Certes, c’est en gonflant les chiffres qu’on attire les investisseurs, personne n’est dupe, mais personne ne s’est interrogé sur l’exactitude et la pertinence de ce chiffre. Or en se basant sur une estimation haute de 5,5 millions de musulmans, et en supposant que tous les musulmans consomment du halal (un des grotesques raccourcis), on arriverait à un chiffre d’affaires par musulman en France estimé à 1 000 euros par an, à savoir 83 euros par mois. Les foyers français étant composés en moyenne de 2,3 personnes, sans abuser des stéréotypes sur l’image de la « smala musulmane », on pourrait, au regard de ce chiffre, penser que chaque famille musulmane de 4 personnes contribuerait en moyenne à 332 euros par mois sur ces 4 lignes de produits 122 seulement, qui ne sont qu’une partie du secteur alimentaire. Sachant que ces produits ne constituent que 20 % des dépenses alimentaires des Français, et que les dépenses alimentaires, toutes catégories comprises (avec la boisson), ne représentent en moyenne que 10 % des dépenses totales du foyer, on pourrait, avec ce chiffre, estimer qu’une famille musulmane de 4 personnes en France aurait un pouvoir d’achat moyen, sur cette base, de 16 662 euros par mois…

Les chiffres des panels distributeurs 123 que nous avons consultés (au travers des sorties de caisse d’un échantillon de magasins en France) estiment la valeur du marché par habitant en France sur un périmètre semblable (incluant les produits à base de porc) à 200 euros seulement, donc 5 fois inférieure au chiffre de 1 000 euros par an avancé par le cabinet Solis !

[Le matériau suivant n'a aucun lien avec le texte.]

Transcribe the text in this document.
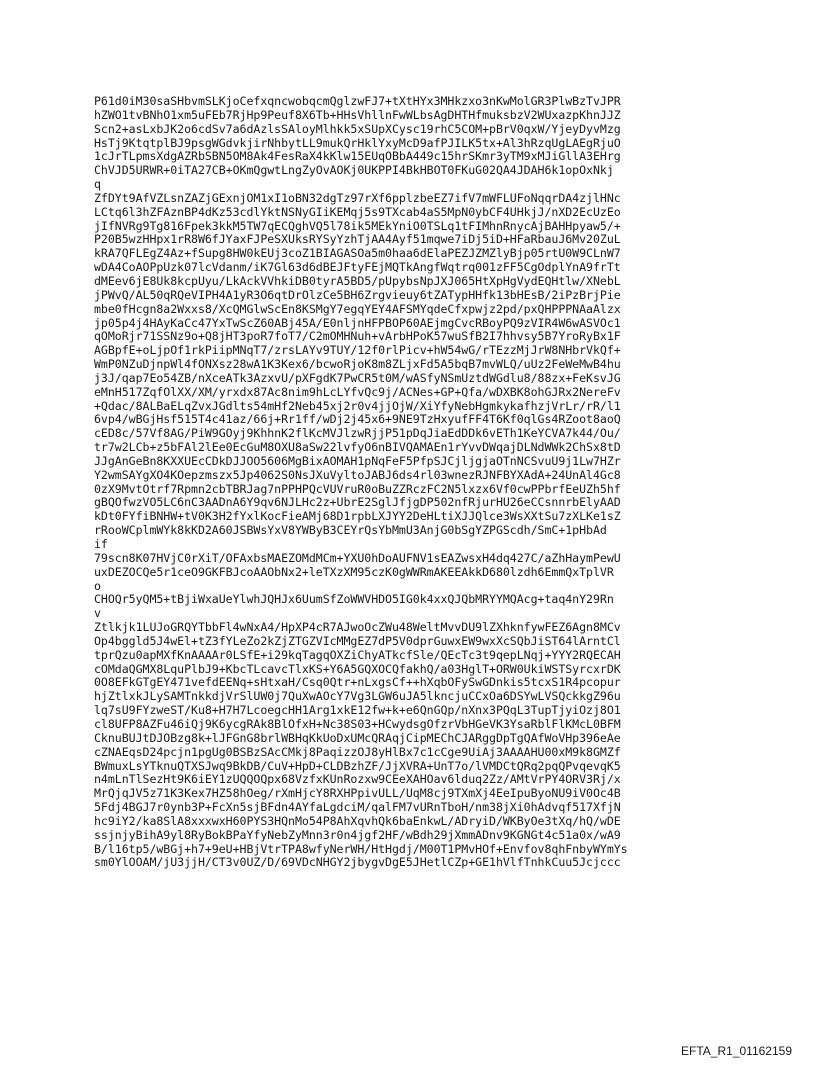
P61d0iM30saSHbvmSLKjoCefxqncwobqcmQglzwFJ7+tXtHYx3MHkzxo3nKwMolGR3PlwBzTvJPR
hZWO1tvBNhO1xm5uFEb7RjHp9Peuf8X6Tb+HHsVhllnFwWLbsAgDHTHfmuksbzV2WUxazpKhnJJZ
Scn2+asLxbJK2o6cdSv7a6dAzlsSAloyMlhkk5xSUpXCysc19rhC5COM+pBrV0qxW/YjeyDyvMzg
HsTj9KtqtplBJ9psgWGdvkjirNhbytLL9mukQrHklYxyMcD9afPJILK5tx+Al3hRzqUgLAEgRjuO
1cJrTLpmsXdgAZRbSBN5OM8Ak4FesRaX4kKlw15EUqOBbA449c15hrSKmr3yTM9xMJiGllA3EHrg
ChVJD5URWR+0iTA27CB+OKmQgwtLngZyOvAOKj0UKPPI4BkHBOT0FKuG02QA4JDAH6k1opOxNkj
q
ZfDYt9AfVZLsnZAZjGExnjOM1xI1oBN32dgTz97rXf6pplzbeEZ7ifV7mWFLUFoNqqrDA4zjlHNc
LCtq6l3hZFAznBP4dKz53cdlYktNSNyGIiKEMqj5s9TXcab4aS5MpN0ybCF4UHkjJ/nXD2EcUzEo
jIfNVRg9Tg816Fpek3kkM5TW7qECQghVQ5l78ik5MEkYniO0TSLq1tFIMhnRnycAjBAHHpyaw5/+
P20B5wzHHpx1rR8W6fJYaxFJPeSXUksRYSyYzhTjAA4Ayf51mqwe7iDj5iD+HFaRbauJ6Mv20ZuL
kRA7QFLEgZ4Az+fSupg8HW0kEUj3coZ1BIAGASOa5m0haa6dElaPEZJZMZlyBjp05rtU0W9CLnW7
wDA4CoAOPpUzk07lcVdanm/iK7Gl63d6dBEJFtyFEjMQTkAngfWqtrq001zFF5CgOdplYnA9frTt
dMEev6jE8Uk8kcpUyu/LkAckVVhkiDB0tyrA5BD5/pUpybsNpJXJ065HtXpHgVydEQHtlw/XNebL
jPWvQ/AL50qRQeVIPH4A1yR3O6qtDrOlzCe5BH6Zrgvieuy6tZATypHHfk13bHEsB/2iPzBrjPie
mbe0fHcgn8a2Wxxs8/XcQMGlwScEn8KSMgY7egqYEY4AFSMYqdeCfxpwjz2pd/pxQHPPPNAaAlzx
jp05p4j4HAyKaCc47YxTwScZ60ABj45A/E0nljnHFPBOP60AEjmgCvcRBoyPQ9zVIR4W6wASVOc1
qOMoRjr71SSNz9o+Q8jHT3poR7foT7/C2mOMHNuh+vArbHPoK57wuSfB2I7hhvsy5B7YroRyBx1F
AGBpfE+oLjpOf1rkPiipMNqT7/zrsLAYv9TUY/12f0rlPicv+hW54wG/rTEzzMjJrW8NHbrVkQf+
WmP0NZuDjnpWl4fONXsz28wA1K3Kex6/bcwoRjoK8m8ZLjxFd5A5bqB7mvWLQ/uUz2FeWeMwB4hu
j3J/qap7Eo54ZB/nXceATk3AzxvU/pXFgdK7PwCR5t0M/wASfyNSmUztdWGdlu8/88zx+FeKsvJG
eMnH517ZqfOlXX/XM/yrxdx87Ac8nim9hLcLYfvQc9j/ACNes+GP+Qfa/wDXBK8ohGJRx2NereFv
+Qdac/8ALBaELqZvxJGdlts54mHf2Neb45xj2r0v4jjOjW/XiYfyNebHgmkykafhzjVrLr/rR/l1
6vp4/wBGjHsf515T4c41az/66j+Rr1ff/wDj2j45x6+9NE9TzHxyufFF4T6Kf0qlGs4RZoot8aoQ
cED8c/57Vf8AG/PiW9GOyj9KhhnK2flKcMVJlzwRjjP51pDqJiaEdDDk6vETh1KeYCVA7k44/Ou/
tr7w2LCb+z5bFAl2lEe0EcGuM8OXU8aSw22lvfyO6nBIVQAMAEn1rYvvDWqajDLNdWWk2ChSx8tD
JJgAnGeBn8KXXUEcCDkDJJOO5606MgBixAOMAH1pNqFeF5PfpSJCjljgjaOTnNCSvuU9j1Lw7HZr
Y2wmSAYgXO4KOepzmszx5Jp4062S0NsJXuVyltoJABJ6ds4rl03wnezRJNFBYXAdA+24UnAl4Gc8
0zX9MvtOtrf7Rpmn2cbTBRJag7nPPHPQcVUVruR0oBuZZRczFC2N5lxzx6Vf0cwPPbrfEeUZh5hf
gBQOfwzVO5LC6nC3AADnA6Y9qv6NJLHc2z+UbrE2SglJfjgDP502nfRjurHU26eCCsnnrbElyAAD
kDt0FYfiBNHW+tV0K3H2fYxlKocFieAMj68D1rpbLXJYY2DeHLtiXJJQlce3WsXXtSu7zXLKe1sZ
rRooWCplmWYk8kKD2A60JSBWsYxV8YWByB3CEYrQsYbMmU3AnjG0bSgYZPGScdh/SmC+1pHbAd
if
79scn8K07HVjC0rXiT/OFAxbsMAEZOMdMCm+YXU0hDoAUFNV1sEAZwsxH4dq427C/aZhHaymPewU
uxDEZOCQe5r1ceO9GKFBJcoAAObNx2+leTXzXM95czK0gWWRmAKEEAkkD680lzdh6EmmQxTplVR
o
CHOQr5yQM5+tBjiWxaUeYlwhJQHJx6UumSfZoWWVHDO5IG0k4xxQJQbMRYYMQAcg+taq4nY29Rn
v
Ztlkjk1LUJoGRQYTbbFl4wNxA4/HpXP4cR7AJwoOcZWu48WeltMvvDU9lZXhknfywFEZ6Agn8MCv
Op4bggld5J4wEl+tZ3fYLeZo2kZjZTGZVIcMMgEZ7dP5V0dprGuwxEW9wxXcSQbJiST64lArntCl
tprQzu0apMXfKnAAAAr0LSfE+i29kqTagqOXZiChyATkcfSle/QEcTc3t9qepLNqj+YYY2RQECAH
cOMdaQGMX8LquPlbJ9+KbcTLcavcTlxKS+Y6A5GQXOCQfakhQ/a03HglT+ORW0UkiWSTSyrcxrDK
0O8EFkGTgEY471vefdEENq+sHtxaH/Csq0Qtr+nLxgsCf++hXqbOFySwGDnkis5tcxS1R4pcopur
hjZtlxkJLySAMTnkkdjVrSlUW0j7QuXwAOcY7Vg3LGW6uJA5lkncjuCCxOa6DSYwLVSQckkgZ96u
lq7sU9FYzweST/Ku8+H7H7LcoegcHH1Arg1xkE12fw+k+e6QnGQp/nXnx3PQqL3TupTjyiOzj8O1
cl8UFP8AZFu46iQj9K6ycgRAk8BlOfxH+Nc38S03+HCwydsgOfzrVbHGeVK3YsaRblFlKMcL0BFM
CknuBUJtDJOBzg8k+lJFGnG8brlWBHqKkUoDxUMcQRAqjCipMEChCJARggDpTgQAfWoVHp396eAe
cZNAEqsD24pcjn1pgUg0BSBzSAcCMkj8PaqizzOJ8yHlBx7c1cCge9UiAj3AAAAHU00xM9k8GMZf
BWmuxLsYTknuQTXSJwq9BkDB/CuV+HpD+CLDBzhZF/JjXVRA+UnT7o/lVMDCtQRq2pqQPvqevqK5
n4mLnTlSezHt9K6iEY1zUQQOQpx68VzfxKUnRozxw9CEeXAHOav6lduq2Zz/AMtVrPY4ORV3Rj/x
MrQjqJV5z71K3Kex7HZ58hOeg/rXmHjcY8RXHPpivULL/UqM8cj9TXmXj4EeIpuByoNU9iV0Oc4B
5Fdj4BGJ7r0ynb3P+FcXn5sjBFdn4AYfaLgdciM/qalFM7vURnTboH/nm38jXi0hAdvqf517XfjN
hc9iY2/ka8SlA8xxxwxH60PYS3HQnMo54P8AhXqvhQk6baEnkwL/ADryiD/WKByOe3tXq/hQ/wDE
ssjnjyBihA9yl8RyBokBPaYfyNebZyMnn3r0n4jgf2HF/wBdh29jXmmADnv9KGNGt4c51a0x/wA9
B/l16tp5/wBGj+h7+9eU+HBjVtrTPA8wfyNerWH/HtHgdj/M00T1PMvHOf+Envfov8qhFnbyWYmYs
sm0YlOOAM/jU3jjH/CT3v0UZ/D/69VDcNHGY2jbygvDgE5JHetlCZp+GE1hVlfTnhkCuu5Jcjccc
EFTA_R1_01162159
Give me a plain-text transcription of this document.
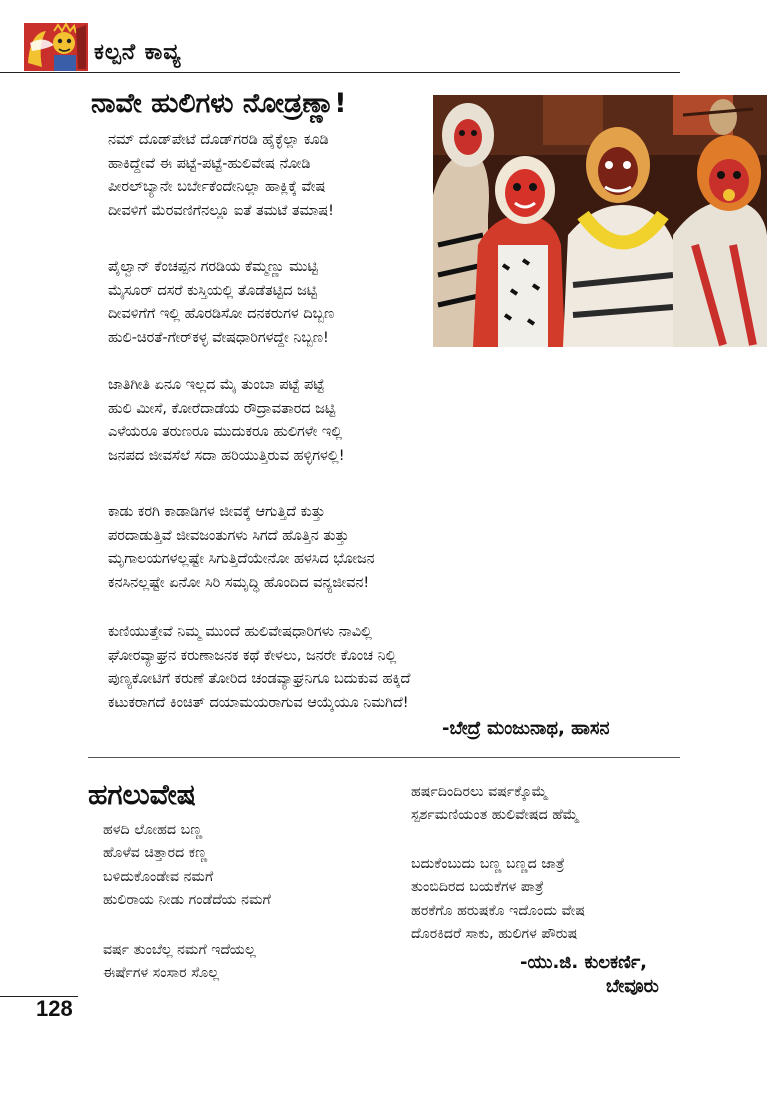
ಕಲ್ಪನೆ ಕಾವ್ಯ
ನಾವೇ ಹುಲಿಗಳು ನೋಡ್ರಣ್ಣಾ!
ನಮ್ ದೊಡ್‌ಪೇಟೆ ದೊಡ್‌ಗರಡಿ ಹೈಕ್ಳೆಲ್ಲಾ ಕೂಡಿ
ಹಾಕಿದ್ದೇವೆ ಈ ಪಟ್ಟೆ-ಪಟ್ಟೆ-ಹುಲಿವೇಷ ನೋಡಿ
ಪೀರಲ್‌ಬ್ಯಾನೇ ಬರ್ಬೇಕೆಂದೇನಿಲ್ಲಾ ಹಾಕ್ಲಿಕ್ಕೆ ವೇಷ
ದೀವಳಿಗೆ ಮೆರವಣಿಗೆನಲ್ಲೂ ಐತೆ ತಮಟೆ ತಮಾಷ!
ಪೈಲ್ವಾನ್ ಕೆಂಚಪ್ಪನ ಗರಡಿಯ ಕೆಮ್ಮಣ್ಣು ಮುಟ್ಟಿ
ಮೈಸೂರ್ ದಸರೆ ಕುಸ್ತಿಯಲ್ಲಿ ತೊಡೆತಟ್ಟಿದ ಜಟ್ಟಿ
ದೀವಳಿಗೆಗೆ ಇಲ್ಲಿ ಹೊರಡಿಸೋ ದನಕರುಗಳ ದಿಬ್ಬಣ
ಹುಲಿ-ಚಿರತೆ-ಗೇರ್‌ಕಳ್ಳ ವೇಷಧಾರಿಗಳದ್ದೇ ನಿಬ್ಬಣ!
ಜಾತಿಗೀತಿ ಏನೂ ಇಲ್ಲದ ಮೈ ತುಂಬಾ ಪಟ್ಟೆ ಪಟ್ಟೆ
ಹುಲಿ ಮೀಸೆ, ಕೋರೆದಾಡೆಯ ರೌದ್ರಾವತಾರದ ಜಟ್ಟಿ
ಎಳೆಯರೂ ತರುಣರೂ ಮುದುಕರೂ ಹುಲಿಗಳೇ ಇಲ್ಲಿ
ಜನಪದ ಜೀವಸೆಲೆ ಸದಾ ಹರಿಯುತ್ತಿರುವ ಹಳ್ಳಿಗಳಲ್ಲಿ!
ಕಾಡು ಕರಗಿ ಕಾಡಾಡಿಗಳ ಜೀವಕ್ಕೆ ಆಗುತ್ತಿದೆ ಕುತ್ತು
ಪರದಾಡುತ್ತಿವೆ ಜೀವಜಂತುಗಳು ಸಿಗದೆ ಹೊತ್ತಿನ ತುತ್ತು
ಮೃಗಾಲಯಗಳಲ್ಲಷ್ಟೇ ಸಿಗುತ್ತಿದೆಯೇನೋ ಹಳಸಿದ ಭೋಜನ
ಕನಸಿನಲ್ಲಷ್ಟೇ ಏನೋ ಸಿರಿ ಸಮೃದ್ಧಿ ಹೊಂದಿದ ವನ್ಯಜೀವನ!
ಕುಣಿಯುತ್ತೇವೆ ನಿಮ್ಮ ಮುಂದೆ ಹುಲಿವೇಷಧಾರಿಗಳು ನಾವಿಲ್ಲಿ
ಘೋರವ್ಯಾಘ್ರನ ಕರುಣಾಜನಕ ಕಥೆ ಕೇಳಲು, ಜನರೇ ಕೊಂಚ ನಿಲ್ಲಿ
ಪುಣ್ಯಕೋಟಿಗೆ ಕರುಣೆ ತೋರಿದ ಚಂಡವ್ಯಾಘ್ರನಿಗೂ ಬದುಕುವ ಹಕ್ಕಿದೆ
ಕಟುಕರಾಗದೆ ಕಿಂಚಿತ್ ದಯಾಮಯರಾಗುವ ಆಯ್ಕೆಯೂ ನಿಮಗಿದೆ!
-ಬೇದ್ರೆ ಮಂಜುನಾಥ, ಹಾಸನ
ಹಗಲುವೇಷ
ಹಳದಿ ಲೋಹದ ಬಣ್ಣ
ಹೊಳೆವ ಚಿತ್ತಾರದ ಕಣ್ಣ
ಬಳಿದುಕೊಂಡೇವ ನಮಗೆ
ಹುಲಿರಾಯ ನೀಡು ಗಂಡೆದೆಯ ನಮಗೆ
ವರ್ಷ ತುಂಬೆಲ್ಲ ನಮಗೆ ಇದೆಯಲ್ಲ
ಈರ್ಷೆಗಳ ಸಂಸಾರ ಸೊಲ್ಲ
ಹರ್ಷದಿಂದಿರಲು ವರ್ಷಕ್ಕೊಮ್ಮೆ
ಸ್ಪರ್ಶಮಣಿಯಂತ ಹುಲಿವೇಷದ ಹೆಮ್ಮೆ
ಬದುಕೆಂಬುದು ಬಣ್ಣ ಬಣ್ಣದ ಜಾತ್ರೆ
ತುಂಬಿದಿರದ ಬಯಕೆಗಳ ಪಾತ್ರೆ
ಹರಕೆಗೊ ಹರುಷಕೊ ಇದೊಂದು ವೇಷ
ದೊರಕಿದರೆ ಸಾಕು, ಹುಲಿಗಳ ಪೌರುಷ
-ಯು.ಜಿ. ಕುಲಕರ್ಣಿ,
ಬೇವೂರು
128
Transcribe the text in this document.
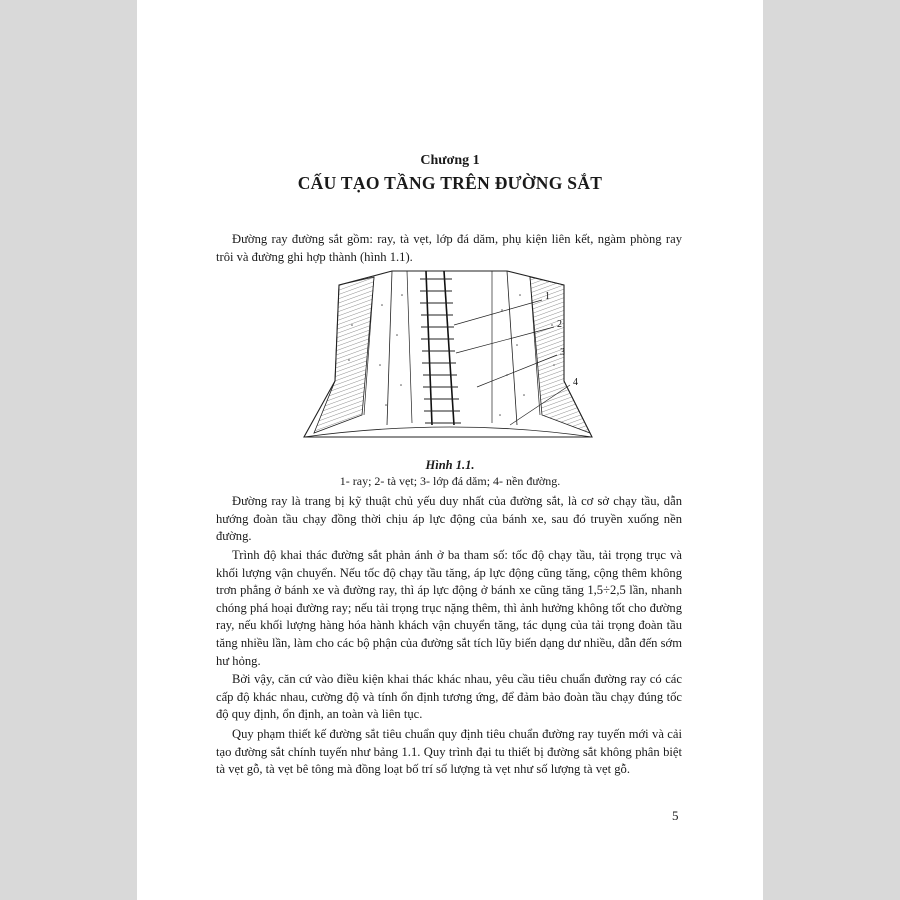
Chương 1
CẤU TẠO TẦNG TRÊN ĐƯỜNG SẮT

Đường ray đường sắt gồm: ray, tà vẹt, lớp đá dăm, phụ kiện liên kết, ngàm phòng ray trôi và đường ghi hợp thành (hình 1.1).

1
2
3
4
Hình 1.1.
1- ray; 2- tà vẹt; 3- lớp đá dăm; 4- nền đường.

Đường ray là trang bị kỹ thuật chủ yếu duy nhất của đường sắt, là cơ sở chạy tầu, dẫn hướng đoàn tầu chạy đồng thời chịu áp lực động của bánh xe, sau đó truyền xuống nền đường.

Trình độ khai thác đường sắt phản ánh ở ba tham số: tốc độ chạy tầu, tải trọng trục và khối lượng vận chuyển. Nếu tốc độ chạy tầu tăng, áp lực động cũng tăng, cộng thêm không trơn phẳng ở bánh xe và đường ray, thì áp lực động ở bánh xe cũng tăng 1,5÷2,5 lần, nhanh chóng phá hoại đường ray; nếu tải trọng trục nặng thêm, thì ảnh hưởng không tốt cho đường ray, nếu khối lượng hàng hóa hành khách vận chuyển tăng, tác dụng của tải trọng đoàn tầu tăng nhiều lần, làm cho các bộ phận của đường sắt tích lũy biến dạng dư nhiều, dẫn đến sớm hư hỏng.

Bởi vậy, căn cứ vào điều kiện khai thác khác nhau, yêu cầu tiêu chuẩn đường ray có các cấp độ khác nhau, cường độ và tính ổn định tương ứng, để đảm bảo đoàn tầu chạy đúng tốc độ quy định, ổn định, an toàn và liên tục.

Quy phạm thiết kế đường sắt tiêu chuẩn quy định tiêu chuẩn đường ray tuyến mới và cải tạo đường sắt chính tuyến như bảng 1.1. Quy trình đại tu thiết bị đường sắt không phân biệt tà vẹt gỗ, tà vẹt bê tông mà đồng loạt bố trí số lượng tà vẹt như số lượng tà vẹt gỗ.

5
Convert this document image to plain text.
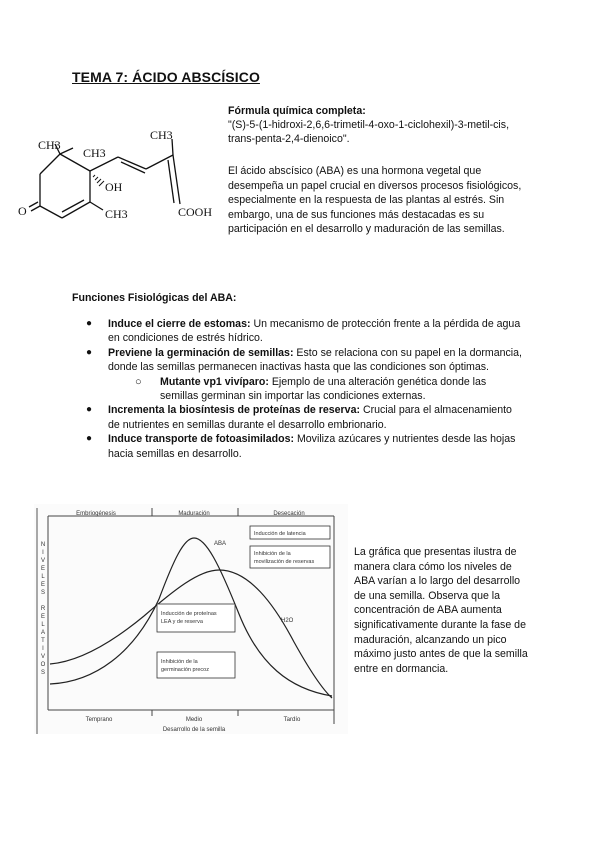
TEMA 7: ÁCIDO ABSCÍSICO
CH3
CH3
CH3
OH
O	CH3	COOH

Fórmula química completa:

"(S)-5-(1-hidroxi-2,6,6-trimetil-4-oxo-1-ciclohexil)-3-metil-cis, trans-penta-2,4-dienoico".

El ácido abscísico (ABA) es una hormona vegetal que desempeña un papel crucial en diversos procesos fisiológicos, especialmente en la respuesta de las plantas al estrés. Sin embargo, una de sus funciones más destacadas es su participación en el desarrollo y maduración de las semillas.

Funciones Fisiológicas del ABA:

● Induce el cierre de estomas: Un mecanismo de protección frente a la pérdida de agua en condiciones de estrés hídrico.
● Previene la germinación de semillas: Esto se relaciona con su papel en la dormancia, donde las semillas permanecen inactivas hasta que las condiciones son óptimas.
○ Mutante vp1 vivíparo: Ejemplo de una alteración genética donde las semillas germinan sin importar las condiciones externas.
● Incrementa la biosíntesis de proteínas de reserva: Crucial para el almacenamiento de nutrientes en semillas durante el desarrollo embrionario.
● Induce transporte de fotoasimilados: Moviliza azúcares y nutrientes desde las hojas hacia semillas en desarrollo.
Embriogénesis	Maduración	Desecación
N
I
V
E
L
E
S
R
E
L
A
T
I
V
O
S
ABA
H2O
Inducción de latencia
Inhibición de la
movilización de reservas
Inducción de proteínas
LEA y de reserva
Inhibición de la
germinación precoz
Temprano	Medio	Tardío
Desarrollo de la semilla

La gráfica que presentas ilustra de manera clara cómo los niveles de ABA varían a lo largo del desarrollo de una semilla. Observa que la concentración de ABA aumenta significativamente durante la fase de maduración, alcanzando un pico máximo justo antes de que la semilla entre en dormancia.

Les musulmans sont de gros consommateurs de viande nous disait-on, mais je crois qu’en la matière, cette inflation de chiffres a eu pour but de stimuler l’offre, de l’étoffer et de mieux l’organiser. Ce qui en somme est le propre même de l’économie.

La symbolique du chiffre 5 c’est bien d’être le chiffre du milieu par excellence. Dire 5, c’est comme dire 1 sur 2, la division parfaite et juste, la bonne frontière, ce fameux « eux et nous » qui revient, nourrissant et renforçant les préjugés. On voit des musulmans partout et on voit du halal partout. Ils ne sont que 5,5 millions aujourd’hui, mais gare à ce qu’ils n’atteignent le chiffre de 6. On pourrait croire qu’avec 6 c’est l’invasion
assurée, le déséquilibre garanti, alors qu’avec 5 ou 5,5 on garde un minimum de sentiment de maîtrise.

5,5 millions de musulmans ; 5,5 milliards de chiffre d’affaires pour le halal. Avec ce sésame, comme avec un code, la France est entrée dans l’ère du marketing ethnique, sur le modèle américain : des entreprises dominées par les Blancs qui cherchent à exploiter les besoins identitaires d’une minorité, qui elle-même va monnayer en retour ses atouts, tout en définissant, le long du chemin, cette identité nouvellement acquise et la rediffuser, comme si elle avait « toujours été là ».

Mai Lam Nguyen-Conan, Le Marché de l’ethnique, un modèle d’intégration ? [1], éditions Michalon, pp. 140-145

Ce ne sont pas tant les 5,5 milliards avancés que le flou autour des méthodes utilisées pour arriver à de tels chiffres ; méthodes qu’il serait intéressant de connaître, tant les incohérences sont nombreuses.
Cela dit, 4, 5 ou 10 milliards d’euros, il n’y a pas grand intérêt à connaître précisément le poids du marché du halal, sauf quand, comme c’est le cas dans les grands comptes de l’agro-alimentaire ou de la grande distribution, on ne prend des décisions qu’à partir d’un fichier Excel. Le marché du halal, ou plus justement des consommateurs musulmans, est suffisamment important pour s’y intéresser et y investir.